Super Bowl XLIX will feature the smartest coach-quarterback tandem of the past 15 years attempting to wrest the NFL crown from the mentally toughest team in the league.
Counting his days as Bill Parcells' defensive coordinator with the Giants, Bill Belichick will be coaching in his eighth Super Bowl. Tom Brady is the first quarterback to start six title games.
For all of that success in New England, it's the Seattle Seahawks who seem to have adopted Rudy Tomjanovich's maxim about never underestimating the heart of a champion.
The Seahawks needed an avalanche of fluky plays to wrap up the NFC, but the defense deserves credit for a stiff backbone and the offense for an unflappability in the face of their own ineptitude.
Battling back from the worst three-quarter stretch of his career, Russell Wilson outlined exactly how the game would end during the overtime coin flip.
"I told (offensive coordinator) Darrell Bevell I was going to get the look I wanted," Wilson said, via NFL Media columnist Michael Silver, "make the check we'd practiced and hit Jermaine (Kearse) for the winning touchdown."
Coach Pete Carroll corroborated Wilson's account.
"True story," Carroll said. "We had something in mind all game, and were just waiting for the look, and Russell told Darrell that's what was gonna happen. Even when things were rough, he was in it the whole way. He never doubted that he could get it done. He never hesitated, never flinched. We talked the whole time, and he kept saying that we were gonna find a way."
It wasn't just the coaches in awe of Wilson's composure.

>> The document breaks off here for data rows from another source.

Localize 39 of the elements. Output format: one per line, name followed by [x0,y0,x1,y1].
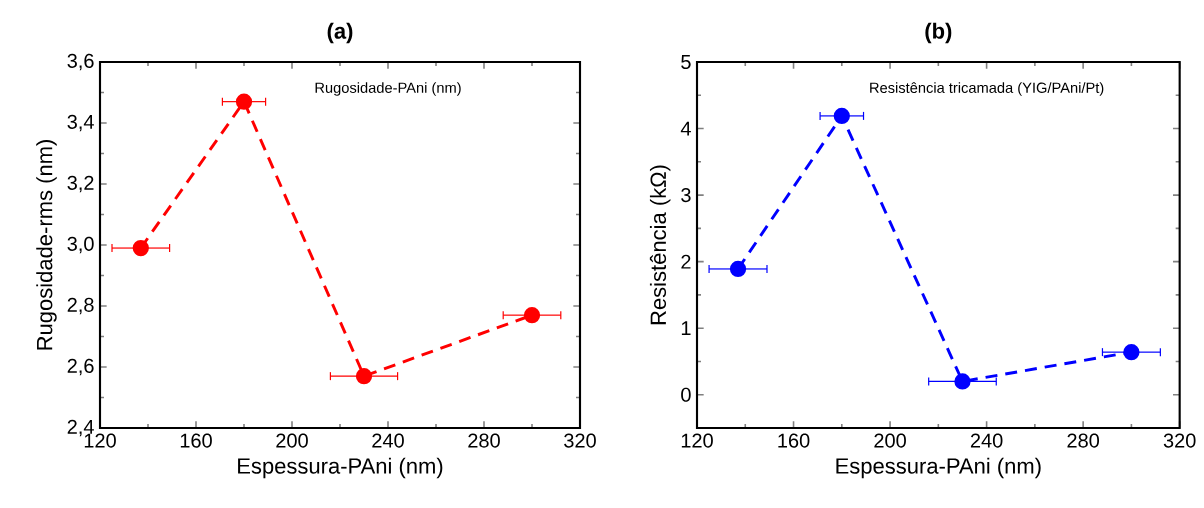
y-tick-label: 2,8 [67,297,94,315]
x-tick-label: 160 [778,433,810,448]
y-tick-label: 5 [681,55,691,69]
x-tick-label: 280 [1067,433,1100,448]
x-tick-label: 320 [564,433,596,448]
point [954,373,971,390]
point [523,307,541,324]
chart-title: (b) [925,22,952,44]
point [833,107,850,125]
x-tick-label: 240 [372,433,404,448]
point [729,260,747,278]
y-tick-label: 3 [681,188,691,203]
y-tick-label: 1 [681,321,691,336]
point [355,368,373,385]
y-tick-label: 3,6 [67,53,94,71]
point [235,93,253,110]
x-tick-label: 320 [1163,433,1196,448]
y-tick-label: 3,0 [67,236,94,254]
x-axis-title: Espessura-PAni (nm) [836,457,1041,479]
x-tick-label: 160 [180,433,212,448]
y-tick-label: 2,6 [67,358,94,376]
annotation: Resistência tricamada (YIG/PAni/Pt) [870,82,1104,96]
point [132,239,149,257]
x-tick-label: 120 [681,433,713,448]
y-axis-title: Resistência (kΩ) [649,165,671,325]
y-tick-label: 0 [681,387,691,402]
y-tick-label: 4 [680,121,691,136]
x-axis-title: Espessura-PAni (nm) [238,457,443,479]
x-tick-label: 200 [874,433,906,448]
x-tick-label: 280 [468,433,500,448]
y-tick-label: 2 [681,254,691,269]
y-axis-title: Rugosidade-rms (nm) [36,140,57,350]
x-tick-label: 240 [970,433,1003,448]
annotation: Rugosidade-PAni (nm) [315,82,461,96]
y-tick-label: 3,2 [67,175,94,193]
x-tick-label: 200 [276,433,308,448]
point [1123,344,1140,361]
y-tick-label: 3,4 [67,114,94,132]
chart-title: (a) [327,22,353,44]
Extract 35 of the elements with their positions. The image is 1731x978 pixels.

All-Pro cornerback Richard Sherman proclaimed Wilson a "mental giant."
"When the ball didn't bounce his way, he didn't go in the tank and say, 'Woe is me,' " Sherman explained, "He stepped up when we needed him most and he won the game for us. I'm not sure people get how great he is. I hope they get it now."
While Wilson garners plenty of credit for his athleticism and improvisational skills, the mental side of his game has been underappreciated.
"I know the game's gotta be slow to Russ, for him to see that and make that call in that situation," All-Pro safety Earl Thomas said of the game-winning play. "When I saw them line up that way, I said, 'That's it, man.' And the two-point conversion? That's Russ. Russell does all kinds of stuff you never think of. It just works."
Wilson is set to match wits with the most accomplished postseason quarterback of the 21st century for 60 minutes.
"I've been thinking about this for months," cornerback Brandon Browner said, via NFL Media's Judy Battista. "Ali-Frazier, if that's what you want to call it. I call it Seahawks-Patriots."